More news from the AMA's House of Delegates meeting last week:
Tobacco industry settlement. The AMA leadership came under fire for participation in a coalition that is seeking a settlement with the tobacco industry. Rejecting the recommendation of one of its committees, the House restated AMA opposition to "any civil immunity" for tobacco. But a proposal for the AMA to consider withdrawal from the Effective National Action to Control Tobacco (ENACT) Coalition failed to win approval. The proposal was made by the American College of Radiology and the American Society for Therapeutic Radiology and Oncology. Critics said ENACT's public health goals aim too low. AMA past President Lonnie Bristow, M.D., secretary of the Center for Tobacco-Free Kids, a coalition member, called the critics "zealots" who "want nothing less than the destroyed, bleeding body of the industry."
Medical marijuana. Delegates called for "free and unfettered exchange of information on treatment alternatives" without criminal penalties for physicians or patients. The vote followed emotional stories from physicians about relief provided by marijuana use. Delegates rejected a policy of blanket legal protections for medical marijuana, citing the need for well-controlled clinical studies. They urged the National Institutes of Health to facilitate grants for such studies.
Resident physician organizing. The AMA will urge the American Council for Graduate Medical Education to require teaching institutions to develop resident physician organizations with "substantive empowerment" to address issues of patient care and working conditions. Concerns included deficient support staff and equipment, workloads that compromise patient safety, unsuitable rest areas and unlit parking lots. Delegates opted against a resolution calling on staff to file an amicus brief in support of residents at Boston Medical Center who are seeking to unionize under the National Labor Relations Act. Instead, it urged the board of trustees to decide when and if to file a brief as a last resort. "We view this as a collaborative and collegial process," said C. Darren Duvall, chairman of the AMA's Resident Physicians Governing Council. "The best way to address these concerns is through requirements on hospitals imposed by the (ACGME) rather than through unions, which expose residents to the obligation to strike." During a committee hearing, there was no discussion of wage and hour issues. Speakers generally opposed unions, citing potential changes in student-faculty relationships. Some speakers, however, cited fruitful collective bargaining at teaching institutions in California, Illinois and Michigan.

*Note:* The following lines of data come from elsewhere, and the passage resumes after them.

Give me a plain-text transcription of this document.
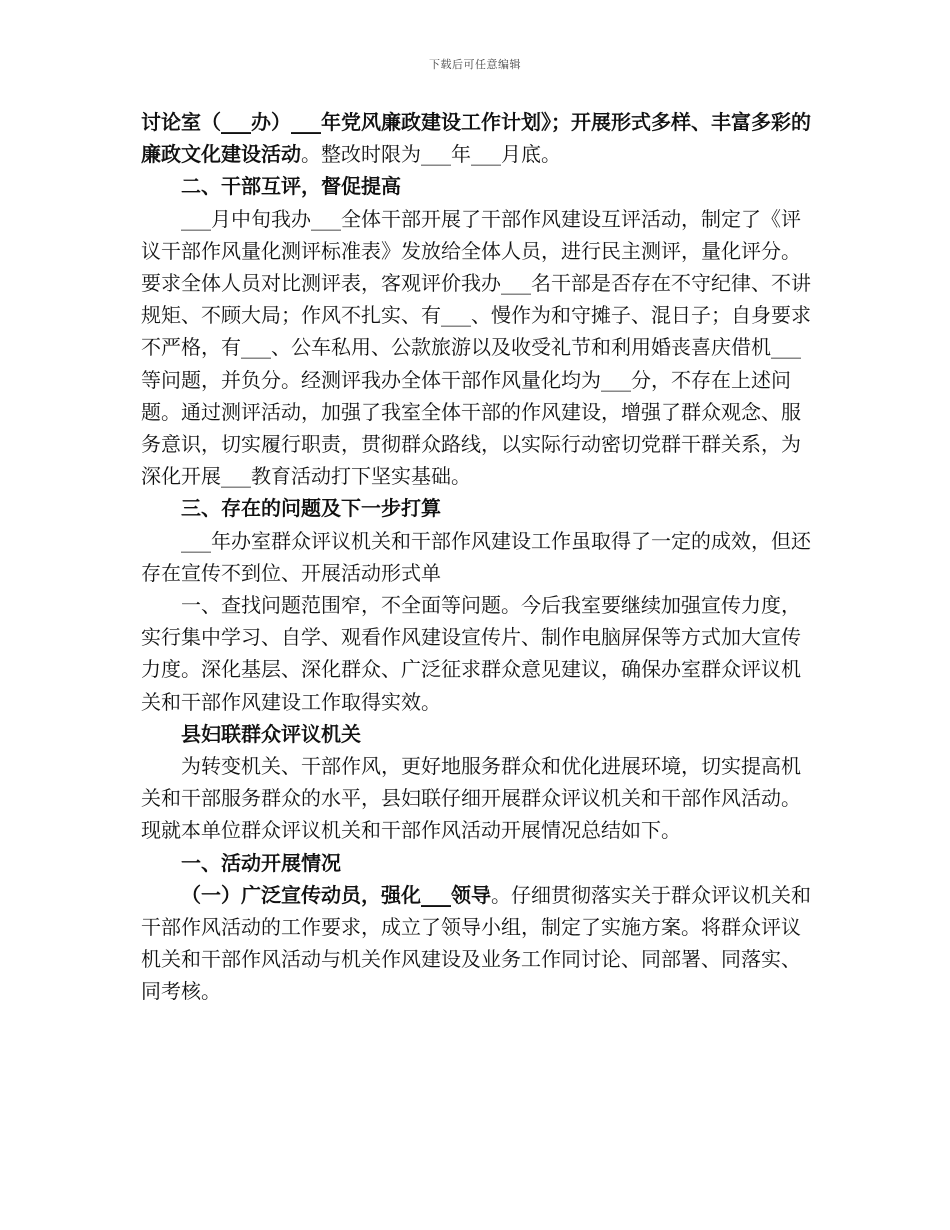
下载后可任意编辑

讨论室（___办）___年党风廉政建设工作计划》；开展形式多样、丰富多彩的廉政文化建设活动。整改时限为___年___月底。

二、干部互评，督促提高

___月中旬我办___全体干部开展了干部作风建设互评活动，制定了《评议干部作风量化测评标准表》发放给全体人员，进行民主测评，量化评分。要求全体人员对比测评表，客观评价我办___名干部是否存在不守纪律、不讲规矩、不顾大局；作风不扎实、有___、慢作为和守摊子、混日子；自身要求不严格，有___、公车私用、公款旅游以及收受礼节和利用婚丧喜庆借机___等问题，并负分。经测评我办全体干部作风量化均为___分，不存在上述问题。通过测评活动，加强了我室全体干部的作风建设，增强了群众观念、服务意识，切实履行职责，贯彻群众路线，以实际行动密切党群干群关系，为深化开展___教育活动打下坚实基础。

三、存在的问题及下一步打算

___年办室群众评议机关和干部作风建设工作虽取得了一定的成效，但还存在宣传不到位、开展活动形式单

一、查找问题范围窄，不全面等问题。今后我室要继续加强宣传力度，实行集中学习、自学、观看作风建设宣传片、制作电脑屏保等方式加大宣传力度。深化基层、深化群众、广泛征求群众意见建议，确保办室群众评议机关和干部作风建设工作取得实效。

县妇联群众评议机关

为转变机关、干部作风，更好地服务群众和优化进展环境，切实提高机关和干部服务群众的水平，县妇联仔细开展群众评议机关和干部作风活动。现就本单位群众评议机关和干部作风活动开展情况总结如下。

一、活动开展情况

（一）广泛宣传动员，强化___领导。仔细贯彻落实关于群众评议机关和干部作风活动的工作要求，成立了领导小组，制定了实施方案。将群众评议机关和干部作风活动与机关作风建设及业务工作同讨论、同部署、同落实、同考核。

Physician-hospital relations. The AMA will study the growing use of hospitalists, physicians who specialize in inpatient care, in response to a request by the California delegation. It also will look at how primary-care physicians who relinquish their hospital privileges to teams of hospitalists can maintain their skills, scope of practice and health plan participation. In a separate action, the AMA adopted the principle that hospitals should not limit medical staff privileges of physicians who are on staff at competing hospitals. In a third area of concern, physicians testified about problems related to medical practices contracting with hospital-run management services organizations for billing and collections. The board of trustees was directed to examine fraud and abuse liability, unpaid bills and other problems related to the growing use of MSOs.
Managed care. The AMA released a model managed-care contract on the heels of its public bashing of Aetna U.S. Healthcare for refusing to negotiate with individual physicians and medical groups. The AMA said it wanted delegates to take the contract home to fellow doctors, state legislators, consumer groups and health plans. Trustee William Mahood, M.D., called it a reasonable compromise rather than a physician wish list. "We have tried for years to get physicians to review these contracts with their lawyers, but that has not worked well because of the imbalance of power between the physicians and the plans," Mahood said. The American Association of Health Plans said it had not been consulted about the model contract and had not had an opportunity to review it as of late last week.
Milliman & Robertson guidelines. The AMA and the National Committee for Quality Assurance will seek to study health insurers' use of Milliman & Robertson guidelines to recommend lengths of hospital stays.